Currently, dairy cattle are kept in different pens based on production and are fed according to those specific populations. But even within those pens, some cows are genetically inferior and require additional nutrients, such as protein, and others will require less than average. The economic impact of these variances is estimated to be between $2 billion and $10 billion yearly in the United States.
The goal of this research is to deploy a self-learning control and diagnostic system that can identify cows with health or production problems, control feeding at the milking robots to generate individualized diets, optimize diets for each cow in the entire herd, and to discover individual animal requirements for multiple nutrients.
“With the advancement of technology, our idea was that we now could tailor the feedings to the individual cow instead of the average population,” said Mark Hanigan, the David R. and Margaret Lincicome Professor of Agriculture in the College of Agriculture and Life Sciences’ School of Animal Sciences and a fellow in the Center for Advanced Innovation in Agriculture. “With our algorithm, we can feed each cow to their true requirements, and we should save money on at least half of the cows by not overfeeding them.”
Additionally, cows that are being underfed protein and other nutrients could produce better with these individually tailored feedings.
Robotic milking systems, along with other automated feeders, are being installed on farms and at production facilities. The advent of these feeders presents the opportunity to use an advanced feeding system to feed individual animals and work to assess individual animal response variation to protein and amino acid supplies had not previously been conducted in dairy cattle, according to Hanigan.
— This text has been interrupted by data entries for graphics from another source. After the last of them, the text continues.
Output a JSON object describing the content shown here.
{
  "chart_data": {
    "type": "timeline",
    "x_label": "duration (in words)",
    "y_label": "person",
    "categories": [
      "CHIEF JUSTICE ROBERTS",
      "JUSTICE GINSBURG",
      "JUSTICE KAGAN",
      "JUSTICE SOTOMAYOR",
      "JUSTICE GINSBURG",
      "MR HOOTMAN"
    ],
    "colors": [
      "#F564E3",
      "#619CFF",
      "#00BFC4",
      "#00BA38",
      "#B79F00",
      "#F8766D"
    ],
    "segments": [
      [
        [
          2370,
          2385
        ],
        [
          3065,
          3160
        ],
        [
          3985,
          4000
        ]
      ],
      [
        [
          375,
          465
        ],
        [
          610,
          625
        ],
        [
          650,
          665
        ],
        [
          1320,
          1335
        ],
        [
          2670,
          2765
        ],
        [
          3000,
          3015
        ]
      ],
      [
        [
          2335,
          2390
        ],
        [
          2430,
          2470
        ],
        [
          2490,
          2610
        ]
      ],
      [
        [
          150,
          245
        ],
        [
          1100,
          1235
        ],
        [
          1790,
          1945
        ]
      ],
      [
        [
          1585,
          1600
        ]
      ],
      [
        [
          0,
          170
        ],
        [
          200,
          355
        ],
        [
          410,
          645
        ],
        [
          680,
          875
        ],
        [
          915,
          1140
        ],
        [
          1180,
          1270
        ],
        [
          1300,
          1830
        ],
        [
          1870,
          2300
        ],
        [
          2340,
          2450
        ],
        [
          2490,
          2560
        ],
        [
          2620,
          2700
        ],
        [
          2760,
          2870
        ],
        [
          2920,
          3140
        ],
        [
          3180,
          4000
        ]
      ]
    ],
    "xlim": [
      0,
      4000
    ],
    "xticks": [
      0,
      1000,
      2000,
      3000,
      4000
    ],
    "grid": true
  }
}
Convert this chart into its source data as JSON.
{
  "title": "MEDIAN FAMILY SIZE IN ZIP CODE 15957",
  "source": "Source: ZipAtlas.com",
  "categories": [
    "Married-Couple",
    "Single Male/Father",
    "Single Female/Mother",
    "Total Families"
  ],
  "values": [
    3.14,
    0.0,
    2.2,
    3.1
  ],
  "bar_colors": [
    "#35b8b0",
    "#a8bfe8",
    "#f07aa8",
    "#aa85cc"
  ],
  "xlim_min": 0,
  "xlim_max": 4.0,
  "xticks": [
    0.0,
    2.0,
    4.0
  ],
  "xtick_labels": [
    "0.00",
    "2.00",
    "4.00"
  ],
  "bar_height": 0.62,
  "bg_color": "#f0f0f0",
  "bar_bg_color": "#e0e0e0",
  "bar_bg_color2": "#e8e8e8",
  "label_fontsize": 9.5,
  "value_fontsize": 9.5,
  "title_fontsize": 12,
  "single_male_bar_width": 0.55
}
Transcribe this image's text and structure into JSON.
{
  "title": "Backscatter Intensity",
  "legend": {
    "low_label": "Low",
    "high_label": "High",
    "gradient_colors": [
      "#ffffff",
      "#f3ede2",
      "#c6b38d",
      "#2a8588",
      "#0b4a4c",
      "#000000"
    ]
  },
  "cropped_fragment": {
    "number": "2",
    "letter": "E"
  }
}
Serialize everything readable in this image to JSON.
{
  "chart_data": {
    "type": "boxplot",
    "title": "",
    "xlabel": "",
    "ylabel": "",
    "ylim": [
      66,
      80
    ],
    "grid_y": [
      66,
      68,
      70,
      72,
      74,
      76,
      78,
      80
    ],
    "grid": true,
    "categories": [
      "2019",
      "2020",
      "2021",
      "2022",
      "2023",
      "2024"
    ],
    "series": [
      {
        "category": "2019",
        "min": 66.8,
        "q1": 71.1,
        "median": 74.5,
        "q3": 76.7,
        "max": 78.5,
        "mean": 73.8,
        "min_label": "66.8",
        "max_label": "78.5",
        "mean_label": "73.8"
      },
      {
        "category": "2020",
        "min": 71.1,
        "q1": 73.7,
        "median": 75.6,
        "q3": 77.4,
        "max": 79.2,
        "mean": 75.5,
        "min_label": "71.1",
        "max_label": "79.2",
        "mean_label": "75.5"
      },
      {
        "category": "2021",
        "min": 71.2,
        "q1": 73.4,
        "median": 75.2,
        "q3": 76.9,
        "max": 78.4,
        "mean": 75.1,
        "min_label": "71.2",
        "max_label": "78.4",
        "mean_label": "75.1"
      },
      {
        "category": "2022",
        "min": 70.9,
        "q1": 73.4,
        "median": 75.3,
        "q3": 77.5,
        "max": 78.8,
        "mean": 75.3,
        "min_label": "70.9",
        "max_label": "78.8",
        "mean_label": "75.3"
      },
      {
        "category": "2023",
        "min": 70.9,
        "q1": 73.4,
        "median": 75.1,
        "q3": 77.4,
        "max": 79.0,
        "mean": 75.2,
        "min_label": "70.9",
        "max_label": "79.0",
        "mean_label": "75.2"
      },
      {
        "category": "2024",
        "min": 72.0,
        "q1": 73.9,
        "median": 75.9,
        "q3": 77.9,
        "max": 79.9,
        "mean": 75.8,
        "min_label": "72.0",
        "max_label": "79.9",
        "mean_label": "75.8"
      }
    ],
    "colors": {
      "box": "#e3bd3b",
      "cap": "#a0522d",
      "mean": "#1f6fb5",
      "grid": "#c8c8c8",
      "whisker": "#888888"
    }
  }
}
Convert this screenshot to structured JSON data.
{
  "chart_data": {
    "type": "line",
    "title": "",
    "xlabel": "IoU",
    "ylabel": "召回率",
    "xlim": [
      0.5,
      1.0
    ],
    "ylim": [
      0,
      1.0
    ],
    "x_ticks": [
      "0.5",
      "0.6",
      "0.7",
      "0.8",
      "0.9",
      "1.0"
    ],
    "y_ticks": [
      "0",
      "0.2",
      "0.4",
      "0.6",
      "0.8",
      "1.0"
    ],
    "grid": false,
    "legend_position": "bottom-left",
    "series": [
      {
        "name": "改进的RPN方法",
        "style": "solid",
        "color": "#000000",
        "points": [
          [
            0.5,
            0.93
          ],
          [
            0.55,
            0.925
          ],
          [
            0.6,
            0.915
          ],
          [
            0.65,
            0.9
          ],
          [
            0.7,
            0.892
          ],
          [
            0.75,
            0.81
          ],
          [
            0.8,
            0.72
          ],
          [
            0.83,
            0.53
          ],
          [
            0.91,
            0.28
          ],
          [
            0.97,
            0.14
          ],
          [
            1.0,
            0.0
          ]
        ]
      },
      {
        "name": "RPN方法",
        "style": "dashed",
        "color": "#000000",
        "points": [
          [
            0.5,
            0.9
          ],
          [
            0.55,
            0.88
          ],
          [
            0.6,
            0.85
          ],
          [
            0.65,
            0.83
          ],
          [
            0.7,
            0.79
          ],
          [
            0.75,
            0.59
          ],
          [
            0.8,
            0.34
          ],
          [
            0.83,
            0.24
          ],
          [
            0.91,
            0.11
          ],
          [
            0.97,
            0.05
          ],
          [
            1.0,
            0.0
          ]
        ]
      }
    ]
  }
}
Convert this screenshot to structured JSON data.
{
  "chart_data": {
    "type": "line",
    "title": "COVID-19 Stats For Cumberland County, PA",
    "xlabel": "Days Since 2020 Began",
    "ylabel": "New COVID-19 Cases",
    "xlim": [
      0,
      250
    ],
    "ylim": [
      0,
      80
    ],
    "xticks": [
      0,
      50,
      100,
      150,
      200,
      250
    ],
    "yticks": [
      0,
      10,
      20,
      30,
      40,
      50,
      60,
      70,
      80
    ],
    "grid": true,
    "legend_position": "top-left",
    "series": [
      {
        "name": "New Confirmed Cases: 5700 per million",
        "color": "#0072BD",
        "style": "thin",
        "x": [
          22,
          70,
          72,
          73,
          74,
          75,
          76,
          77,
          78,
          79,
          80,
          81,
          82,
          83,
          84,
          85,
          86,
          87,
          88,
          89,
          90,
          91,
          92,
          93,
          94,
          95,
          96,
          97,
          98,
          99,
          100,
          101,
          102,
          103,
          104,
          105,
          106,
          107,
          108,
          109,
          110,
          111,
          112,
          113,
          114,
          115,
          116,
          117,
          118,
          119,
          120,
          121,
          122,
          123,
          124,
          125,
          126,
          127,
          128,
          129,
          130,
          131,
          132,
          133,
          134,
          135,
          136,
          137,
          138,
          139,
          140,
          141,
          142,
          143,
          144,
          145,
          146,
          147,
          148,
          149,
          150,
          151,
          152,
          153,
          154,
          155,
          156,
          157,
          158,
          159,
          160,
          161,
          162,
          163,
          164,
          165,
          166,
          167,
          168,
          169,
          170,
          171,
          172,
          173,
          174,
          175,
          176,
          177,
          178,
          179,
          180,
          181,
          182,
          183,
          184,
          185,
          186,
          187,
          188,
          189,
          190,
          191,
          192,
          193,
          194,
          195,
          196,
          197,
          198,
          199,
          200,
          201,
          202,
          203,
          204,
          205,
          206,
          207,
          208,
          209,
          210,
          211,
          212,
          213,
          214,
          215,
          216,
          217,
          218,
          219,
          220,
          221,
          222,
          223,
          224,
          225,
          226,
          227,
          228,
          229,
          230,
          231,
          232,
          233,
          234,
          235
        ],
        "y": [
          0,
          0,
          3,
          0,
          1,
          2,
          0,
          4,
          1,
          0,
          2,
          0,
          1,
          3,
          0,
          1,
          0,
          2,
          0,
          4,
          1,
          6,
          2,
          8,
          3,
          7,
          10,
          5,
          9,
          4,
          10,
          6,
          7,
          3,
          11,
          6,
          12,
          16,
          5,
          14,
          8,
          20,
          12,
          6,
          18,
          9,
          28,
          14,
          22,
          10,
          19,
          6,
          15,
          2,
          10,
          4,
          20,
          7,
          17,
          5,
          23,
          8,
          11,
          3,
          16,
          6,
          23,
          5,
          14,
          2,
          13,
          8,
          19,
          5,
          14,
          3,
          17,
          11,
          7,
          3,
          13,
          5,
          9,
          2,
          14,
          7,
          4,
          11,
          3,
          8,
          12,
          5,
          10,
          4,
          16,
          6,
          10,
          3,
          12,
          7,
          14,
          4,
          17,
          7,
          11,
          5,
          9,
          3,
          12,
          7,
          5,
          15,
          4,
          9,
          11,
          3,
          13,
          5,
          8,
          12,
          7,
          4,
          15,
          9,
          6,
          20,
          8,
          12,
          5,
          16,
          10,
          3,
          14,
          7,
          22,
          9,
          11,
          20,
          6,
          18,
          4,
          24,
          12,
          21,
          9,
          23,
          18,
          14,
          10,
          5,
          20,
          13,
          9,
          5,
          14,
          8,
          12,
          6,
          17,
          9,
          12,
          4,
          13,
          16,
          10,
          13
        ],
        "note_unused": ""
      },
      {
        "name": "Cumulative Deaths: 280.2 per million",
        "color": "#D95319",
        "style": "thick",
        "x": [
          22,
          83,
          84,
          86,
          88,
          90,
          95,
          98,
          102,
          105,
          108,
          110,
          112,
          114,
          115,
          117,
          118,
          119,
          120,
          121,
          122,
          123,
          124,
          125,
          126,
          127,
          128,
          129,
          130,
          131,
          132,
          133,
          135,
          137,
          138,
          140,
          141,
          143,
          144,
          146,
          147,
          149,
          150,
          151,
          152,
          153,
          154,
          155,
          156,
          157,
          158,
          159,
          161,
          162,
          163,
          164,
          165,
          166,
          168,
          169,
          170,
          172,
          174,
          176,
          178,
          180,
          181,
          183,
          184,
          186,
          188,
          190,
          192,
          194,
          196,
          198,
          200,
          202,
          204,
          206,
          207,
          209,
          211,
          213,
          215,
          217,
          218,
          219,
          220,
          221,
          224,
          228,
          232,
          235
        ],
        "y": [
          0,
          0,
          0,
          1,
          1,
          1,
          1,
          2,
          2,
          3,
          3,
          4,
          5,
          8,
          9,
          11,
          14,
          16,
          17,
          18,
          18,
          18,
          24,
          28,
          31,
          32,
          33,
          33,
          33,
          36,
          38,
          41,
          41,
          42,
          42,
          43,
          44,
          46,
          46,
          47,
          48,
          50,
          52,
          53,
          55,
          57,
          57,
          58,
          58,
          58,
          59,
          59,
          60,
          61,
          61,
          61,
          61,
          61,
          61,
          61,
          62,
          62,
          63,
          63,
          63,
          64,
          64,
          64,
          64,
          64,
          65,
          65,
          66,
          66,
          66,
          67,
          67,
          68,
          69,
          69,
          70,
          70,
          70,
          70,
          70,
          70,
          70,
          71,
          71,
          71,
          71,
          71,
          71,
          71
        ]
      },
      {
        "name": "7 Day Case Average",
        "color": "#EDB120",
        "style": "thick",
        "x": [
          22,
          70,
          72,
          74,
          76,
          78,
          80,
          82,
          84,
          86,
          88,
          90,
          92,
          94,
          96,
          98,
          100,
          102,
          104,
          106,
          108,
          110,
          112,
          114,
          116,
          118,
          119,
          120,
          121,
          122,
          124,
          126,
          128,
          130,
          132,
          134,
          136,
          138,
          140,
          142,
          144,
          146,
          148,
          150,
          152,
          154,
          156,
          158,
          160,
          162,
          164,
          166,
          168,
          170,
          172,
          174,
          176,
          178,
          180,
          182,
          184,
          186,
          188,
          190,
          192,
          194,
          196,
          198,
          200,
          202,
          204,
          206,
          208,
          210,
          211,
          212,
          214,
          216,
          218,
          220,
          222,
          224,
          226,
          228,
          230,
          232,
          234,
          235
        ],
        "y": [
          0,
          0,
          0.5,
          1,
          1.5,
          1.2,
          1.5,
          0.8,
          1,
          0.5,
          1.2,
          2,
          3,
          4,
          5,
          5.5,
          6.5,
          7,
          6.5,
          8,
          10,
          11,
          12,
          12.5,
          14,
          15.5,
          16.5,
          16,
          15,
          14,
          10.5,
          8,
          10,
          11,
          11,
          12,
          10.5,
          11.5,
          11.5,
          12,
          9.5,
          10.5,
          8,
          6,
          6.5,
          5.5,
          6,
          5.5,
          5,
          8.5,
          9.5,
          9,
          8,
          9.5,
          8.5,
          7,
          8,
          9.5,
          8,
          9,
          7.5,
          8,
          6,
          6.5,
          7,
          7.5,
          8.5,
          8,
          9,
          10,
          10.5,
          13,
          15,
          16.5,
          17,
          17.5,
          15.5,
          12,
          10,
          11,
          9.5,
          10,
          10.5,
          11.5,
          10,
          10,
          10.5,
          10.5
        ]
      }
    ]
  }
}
A bonus to using these innovative algorithms is that by optimizing cattle nutritional intake, it also could also the animal’s excretion of nitrogen, potentially reducing emissions and environmental impact.
The researchers, including graduate students Leticia Marra Campos in the School of Animal Sciences, Haden Ringer in the Department of Mathematics, and Sonal Jha in Synergistic Environments for Experimental Computing, will do field work at Hillside Farm in Dublin, Virginia. The production facility is operated by multiple generations of Hokies, including Scott and Laura Flory ’08.
The work is being done in partnership with the College of Engineering’s Department of Computer Science, where faculty are assisting with the software development and the aggregation of various data collection systems.
The collaboration doesn’t stop there.
An additional partner on the research is the University of Tennessee Institute of Agriculture’s Department of Animal Science. Other campus partners include the College of Science’s Department of Math, which is helping with the diet optimization algorithm. The computer science department also is assisting the School of Animal Science with anomaly detection.
“We’re starting to phenotype these cows,” Hanigan said. “We’re working with a couple geneticists because our plan is for this project to run for at least a decade and collect information on hundreds of thousands of cows so we can develop breeding values for nutrient efficiencies that are used in the industry.”